The highlight of the protest, Fotinos said, was waiting outside the House Energy and Commerce meeting, where legislators were discussing cuts to Medicaid. The protestors chanted “no cuts to Medicaid” inside the meeting and some got arrested, Fotinos said, which delayed the meeting enough that no vote was held.
The group wasn’t able to talk with U.S. House Speaker Mike Johnson, R-Louisiana, Fotinos said. But, had they been able to talk to Johnson, she said they would have stressed that Medicaid cuts will lead to people dying and focused on the human right to shelter, fair wages and healthcare.
“These are basic human things that we’re asking for, and it’s up to you to also be a human being about this and see what the right choice is,” Fotinos said.
The biggest misconception about Medicaid is that it allows people to “free load” off the government, Fotinos said.

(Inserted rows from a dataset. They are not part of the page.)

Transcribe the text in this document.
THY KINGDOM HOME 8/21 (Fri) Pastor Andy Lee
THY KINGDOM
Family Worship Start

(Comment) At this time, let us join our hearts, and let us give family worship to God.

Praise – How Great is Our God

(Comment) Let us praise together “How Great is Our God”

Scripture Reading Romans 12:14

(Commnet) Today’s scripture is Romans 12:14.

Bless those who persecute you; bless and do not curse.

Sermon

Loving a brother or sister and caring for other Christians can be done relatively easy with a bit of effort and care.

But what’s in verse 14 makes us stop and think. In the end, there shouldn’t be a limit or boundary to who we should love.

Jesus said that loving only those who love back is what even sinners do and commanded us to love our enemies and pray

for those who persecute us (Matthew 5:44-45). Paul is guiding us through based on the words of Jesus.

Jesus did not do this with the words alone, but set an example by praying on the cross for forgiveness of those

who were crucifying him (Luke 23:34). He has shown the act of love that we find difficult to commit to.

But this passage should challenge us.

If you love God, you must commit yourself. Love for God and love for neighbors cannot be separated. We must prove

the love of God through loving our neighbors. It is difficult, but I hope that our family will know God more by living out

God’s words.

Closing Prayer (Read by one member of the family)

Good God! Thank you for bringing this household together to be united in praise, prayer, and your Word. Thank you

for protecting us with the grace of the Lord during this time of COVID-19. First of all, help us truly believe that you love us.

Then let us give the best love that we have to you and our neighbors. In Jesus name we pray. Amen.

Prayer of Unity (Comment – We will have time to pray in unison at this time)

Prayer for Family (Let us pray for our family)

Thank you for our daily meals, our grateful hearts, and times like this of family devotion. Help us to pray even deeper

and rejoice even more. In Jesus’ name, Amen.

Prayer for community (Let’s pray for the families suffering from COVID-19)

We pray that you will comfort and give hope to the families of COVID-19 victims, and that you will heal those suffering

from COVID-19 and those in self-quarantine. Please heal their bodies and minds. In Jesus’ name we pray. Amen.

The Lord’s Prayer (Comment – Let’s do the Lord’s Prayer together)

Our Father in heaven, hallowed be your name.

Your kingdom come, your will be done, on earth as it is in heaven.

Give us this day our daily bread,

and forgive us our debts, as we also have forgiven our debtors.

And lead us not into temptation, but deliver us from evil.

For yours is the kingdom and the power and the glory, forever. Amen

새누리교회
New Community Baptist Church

Medicaid offers health insurance to those who need it, Fotinos said. The people on Medicaid either physically can’t work or are working but don’t make enough money for insurance, she said.
With the federal cuts and caps to Medicaid, Fotinos said people who physically can’t work will be forced to meet a work requirement and people will be forced to live in poverty to access basic human needs.
“A system that is already being overtaxed is going to be even more overtaxed. That’s the future that I’m foreseeing with these cuts. A lot of people are going to lose access to very basic needs and a lot of people are going to be left to wither away and die,” Fotinos said.
Hutchings-Goetz said the federal changes to Medicaid will cut funding that trickles down to states and enforce mandatory work reporting requirements. Studies have found that work reporting requirements lead to eligible people being kicked off the program and increases the cost of running the program, she said.
Work requirements don’t help connect people with job opportunities, Hutchings-Goetz said. In the end, work requirements don’t lead to an increase in employment but rather a decrease in people covered by health insurance, she said.
“They are making changes to Medicaid which will only further contribute to the cost of the program in addition to harming people by kicking them off. Fundamentally, you need health care, you need to be healthy, to be able to work,” Hutchings-Goetz said.
The federal Medicaid cuts will just force people, some with serious diagnoses or mental health challenges, to deal with complicated paperwork and bureaucracy “at the hardest time in their life.”
“This is not going to make America healthy again. It’s not going to make anyone’s lives better. It is just going to increase suffering across this country and for Hoosiers in Indiana,” Hutchings-Goetz said.